En août 1977, frais émoulu sorti de l’université de Bordeaux III, le jeune diplômé rentre au pays et est immédiatement recruté au département de géographie. Plus de 40 ans plus tard, il y est toujours, tout en écumant le monde en qualité d’enseignant invité ou vacataire dans plusieurs dizaines d’universités. Mais surtout, le Pr Kengne Fodouop est le formateur et encadreur de nombreuses générations. Ils sont enseignants, chercheurs, cadres, créateurs de richesses, hauts commis de l’Etat… disséminés ici et ailleurs. Il gravit, au fil des ans, tous les échelons jusqu’au sommet, même si souvent, on lui glisse des peaux de bananes : Assistant, Chargé  d’enseignement, Maître de conférences, Professeur, et Professeur émérite.

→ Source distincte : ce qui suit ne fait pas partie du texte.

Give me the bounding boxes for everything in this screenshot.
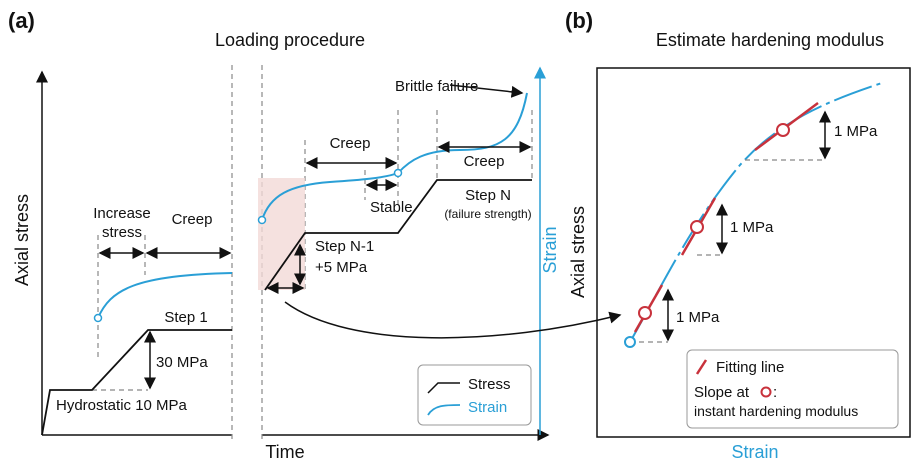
fitting-lines bbox=[633, 101, 819, 333]
y2-axis-label: Strain bbox=[540, 226, 560, 273]
legend-box bbox=[686, 349, 899, 429]
legend-swatch bbox=[695, 359, 708, 375]
panel-label: (b) bbox=[565, 8, 593, 33]
arrows bbox=[98, 84, 622, 390]
annotation: Step N bbox=[465, 187, 511, 204]
legend-box bbox=[417, 364, 532, 426]
annotation: Creep bbox=[464, 153, 505, 170]
panel-title: Estimate hardening modulus bbox=[656, 30, 884, 50]
y-axis-label: Axial stress bbox=[568, 206, 588, 298]
legend-label: Stress bbox=[468, 376, 511, 393]
legend-label: Slope at bbox=[694, 384, 750, 401]
annotation: 1 MPa bbox=[676, 309, 720, 326]
annotation: 30 MPa bbox=[156, 354, 208, 371]
legend-label: Fitting line bbox=[716, 359, 784, 376]
axes bbox=[36, 66, 550, 441]
annotation: Creep bbox=[172, 211, 213, 228]
annotation: Stable bbox=[370, 199, 413, 216]
annotation: Hydrostatic 10 MPa bbox=[56, 397, 188, 414]
legend-swatch bbox=[427, 404, 461, 416]
strain-curve bbox=[97, 92, 528, 319]
annotation: stress bbox=[102, 224, 142, 241]
guides bbox=[630, 159, 825, 343]
annotation: (failure strength) bbox=[444, 207, 531, 221]
points bbox=[624, 123, 790, 348]
legend-label: instant hardening modulus bbox=[694, 403, 858, 419]
panel-title: Loading procedure bbox=[215, 30, 365, 50]
x-axis-label: Time bbox=[265, 442, 304, 462]
stress-line bbox=[41, 179, 532, 436]
legend-label: Strain bbox=[468, 399, 507, 416]
panel-frame bbox=[596, 67, 911, 438]
arrows bbox=[662, 110, 831, 342]
legend-swatch bbox=[760, 386, 772, 398]
legend-label: : bbox=[773, 384, 777, 401]
annotation: Increase bbox=[93, 205, 151, 222]
legend-swatch bbox=[427, 382, 460, 394]
y-axis-label: Axial stress bbox=[12, 194, 32, 286]
annotation: 1 MPa bbox=[834, 123, 878, 140]
annotation: Creep bbox=[330, 135, 371, 152]
annotation: Step 1 bbox=[164, 309, 207, 326]
x-axis-label: Strain bbox=[731, 442, 778, 462]
annotation: Brittle failure bbox=[395, 78, 478, 95]
points bbox=[93, 168, 403, 323]
annotation: Step N-1 bbox=[315, 238, 374, 255]
annotation: 1 MPa bbox=[730, 219, 774, 236]
annotation: +5 MPa bbox=[315, 259, 368, 276]
panel-label: (a) bbox=[8, 8, 35, 33]
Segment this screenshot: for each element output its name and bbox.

Imperturbablement, il avance, continue de former les jeunes avec une fierté non feinte et multiplie les publications et les rencontres scientifiques comme si sa vie en dépendait.

D’une certaine façon, sa vie en dépend. Essayez de lui retirer la géographie… Mais en fait de géographie, le domaine de compétences du Pr Kengne Fodouop est large et varié : Aménagement du territoire, développement durable, monde urbain, économie informelle, transports et mobilité, géopolitique territoriale, diagnostic territorial, prospective territoriale, recherche action, projets de territoire, évaluation environnementale, élaboration des documents de planification et de programmation, mondialisation, épistémologie de la géographie, cartographie thématique.

Tout un programme. Normal, la géographie est une science transversale. Et la transversalité lui va comme un gant ! Ce qui fait de lui « un bon client » pour les médias d’ici et d’ailleurs comme par exemple la Crtv (Actualités Hebdo) ou France 24, ainsi que de nombreuses chaînes de radio qui l’invitent régulièrement pour qu’il partage sa science.